Six yards of handcrafted passion

Tina Eapen has brought to Madurai for the first time her enviable collection of hand-woven saris in absolutely lovable forms

August 04, 2017 04:04 pm | Updated 05:01 pm IST - MADURAI:

Elegant shades: From desinger Tina Eapen's collection

Elegant shades: From desinger Tina Eapen's collection

The city is scorching hot and Malayali designer Tina Eapen is in town with her Greeshmam collection. A 360 degree glance across the exhibition room at Urban Spice gallery makes you feel so calm and cool. Elegant pastel shades of blue, green, pink, yellow – with a dash of white thrown in – simply light you up.

And which creative designer wouldn’t want to explain her ideas so thoughtfully imagined and painstakingly executed. “Each piece you see here is handcrafted,” says Tina taking me around, “and any saree person will see, know and feel the difference.”

Elegant shades: From desinger Tina Eapen's collection

Elegant shades: From desinger Tina Eapen's collection

I instantly see the lush and vibrance of colours and designs. I feel the warmth and lightness of each sari. Just cotton is passé. The natural fabric Tina uses is so pure that the cotton feels like mulmul . Tina gets the woven fabric from her single handloom in Bhagalpur and puts her stamp on them through an elegant choice of patterns, riot of colours and a combination of prints from all over the country.

With onam round the corner, she has mounted a lovely display of Kerala Kasavu saris with refreshingly new prints of English roses made by converting her own water colour paintings into wooden blocks by artisans. “It looks like one single pink or blue rose but if you look closely it has five different blocks of colour,” she explains. The subtle taste and elegance shows in each piece whether in khadi, linen, kota or tussar silk and chanderi saris.

Elegant shades: Desinger Tina Eapen.

Elegant shades: Desinger Tina Eapen.

When you are passionate about something it shows in your work. And Tina is a perfect example of this. As a child she would design dresses for her friends and teachers but when it came to choosing a career, she was forced to become a business student. “When I told my father I want to join NIFT, he was shocked and wondered why was I so keen to go for a tailoring course!” she laughs.

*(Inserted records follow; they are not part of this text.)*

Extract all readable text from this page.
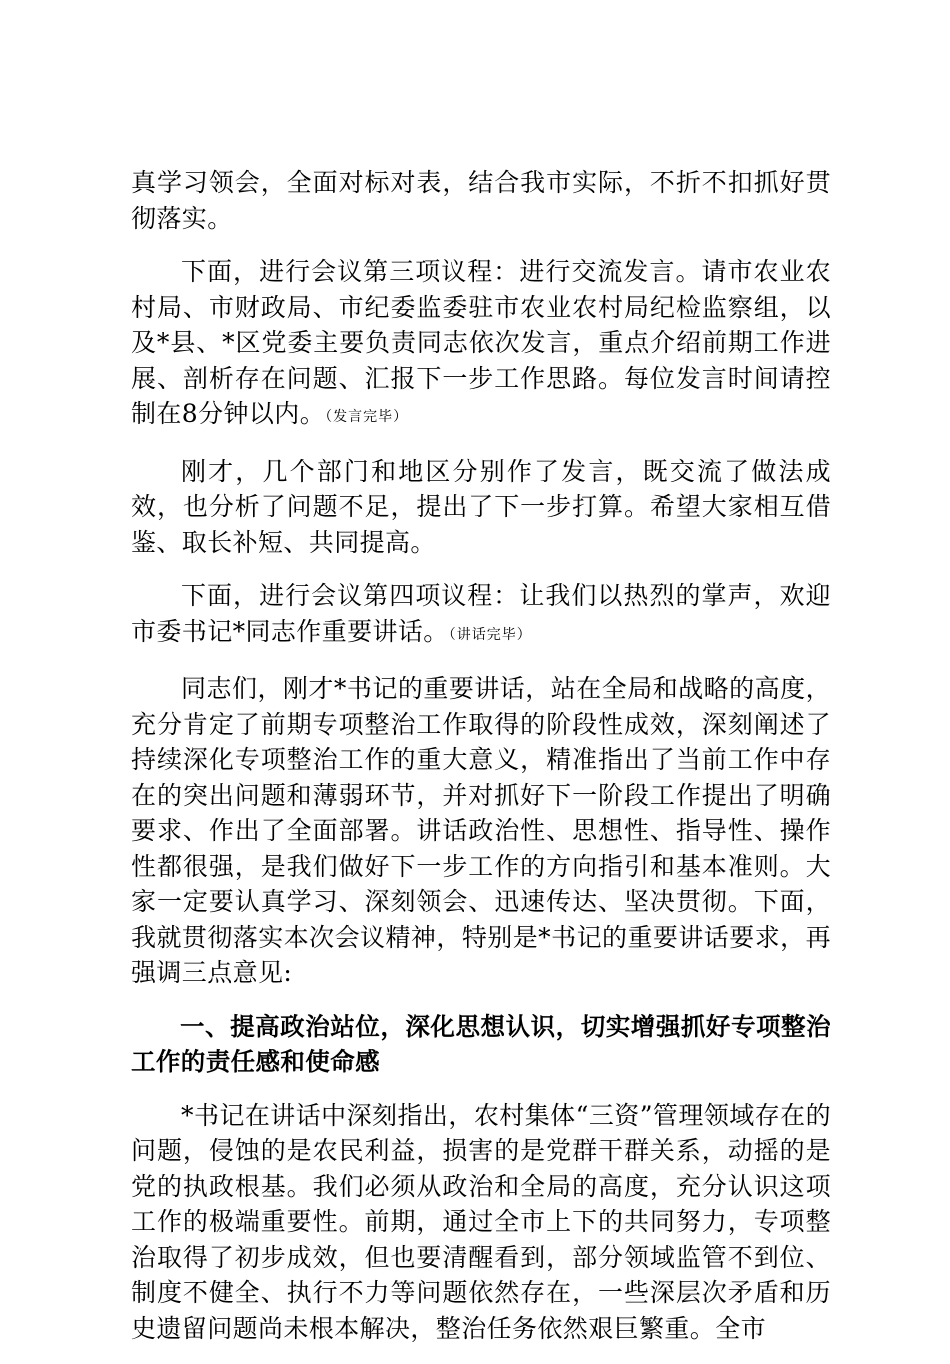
真学习领会，全面对标对表，结合我市实际，不折不扣抓好贯彻落实。

下面，进行会议第三项议程：进行交流发言。请市农业农村局、市财政局、市纪委监委驻市农业农村局纪检监察组，以及*县、*区党委主要负责同志依次发言，重点介绍前期工作进展、剖析存在问题、汇报下一步工作思路。每位发言时间请控制在8分钟以内。（发言完毕）

刚才，几个部门和地区分别作了发言，既交流了做法成效，也分析了问题不足，提出了下一步打算。希望大家相互借鉴、取长补短、共同提高。

下面，进行会议第四项议程：让我们以热烈的掌声，欢迎市委书记*同志作重要讲话。（讲话完毕）

同志们，刚才*书记的重要讲话，站在全局和战略的高度，充分肯定了前期专项整治工作取得的阶段性成效，深刻阐述了持续深化专项整治工作的重大意义，精准指出了当前工作中存在的突出问题和薄弱环节，并对抓好下一阶段工作提出了明确要求、作出了全面部署。讲话政治性、思想性、指导性、操作性都很强，是我们做好下一步工作的方向指引和基本准则。大家一定要认真学习、深刻领会、迅速传达、坚决贯彻。下面，我就贯彻落实本次会议精神，特别是*书记的重要讲话要求，再强调三点意见:

一、提高政治站位，深化思想认识，切实增强抓好专项整治工作的责任感和使命感

*书记在讲话中深刻指出，农村集体“三资”管理领域存在的问题，侵蚀的是农民利益，损害的是党群干群关系，动摇的是党的执政根基。我们必须从政治和全局的高度，充分认识这项工作的极端重要性。前期，通过全市上下的共同努力，专项整治取得了初步成效，但也要清醒看到，部分领域监管不到位、制度不健全、执行不力等问题依然存在，一些深层次矛盾和历史遗留问题尚未根本解决，整治任务依然艰巨繁重。全市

Marriage brought her to Bangalore where she worked in top HR positions in the corporate sector. When motherhood forced her to take a break, she used it as an opportunity to return to her passion. The Tina Eapen label was launched six years ago. She doesn’t have a degree in design but her saris found instant adoration for the innumerable and original styles, textures, patterns, colours, motifs and weaves from every corner of India.

So in her collection you will find a Kasuti embroidery on a Chettinad sari, ilkal on Kerala sari, leheriya on Kota silk, beautiful hand block kalamkari on Mangalgiri cotton, Kalahasti patches on tussar, ajrakh print on khadi, Rajasthani marble dyeing on linen. From soft earthy tones to bright hues, the colour combinations she chooses are of a kind epitomising the changing colours of the season. The embellishments are value-addition reflective of her personal touch through zardosi, appliqué, cutwork, mirror work and more.

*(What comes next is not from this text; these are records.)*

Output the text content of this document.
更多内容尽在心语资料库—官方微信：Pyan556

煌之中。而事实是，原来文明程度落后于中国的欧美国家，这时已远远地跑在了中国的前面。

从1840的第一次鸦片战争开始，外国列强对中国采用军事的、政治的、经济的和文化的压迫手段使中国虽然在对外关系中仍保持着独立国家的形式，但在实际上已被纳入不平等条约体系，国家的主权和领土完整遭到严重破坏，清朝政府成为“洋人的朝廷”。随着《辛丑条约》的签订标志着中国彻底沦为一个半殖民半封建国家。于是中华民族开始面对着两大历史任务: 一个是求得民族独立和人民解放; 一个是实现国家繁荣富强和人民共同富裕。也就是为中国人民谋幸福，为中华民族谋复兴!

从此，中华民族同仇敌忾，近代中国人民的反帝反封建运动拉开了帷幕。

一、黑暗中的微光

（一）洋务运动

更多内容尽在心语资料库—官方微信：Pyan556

Tina, who famously and uniquely celebrates and blends different fabrics and crafts, has also diversified into readymade long kurtas and frocks, short kurtis, tops and blouses using same the fabric and design. “The NIFT Bangalore is at a stone’s throw from my house and I am now planning to do an evening course from there to get more ideas besides a degree,” she smiles even as she goes on creating a personal and definitive style with each sari that can be worn like a breeze.

The exhibition-sale is on at Urban Spice Gallery, K.K.Nagar till August 5 from 10 a.m. to 8 p.m.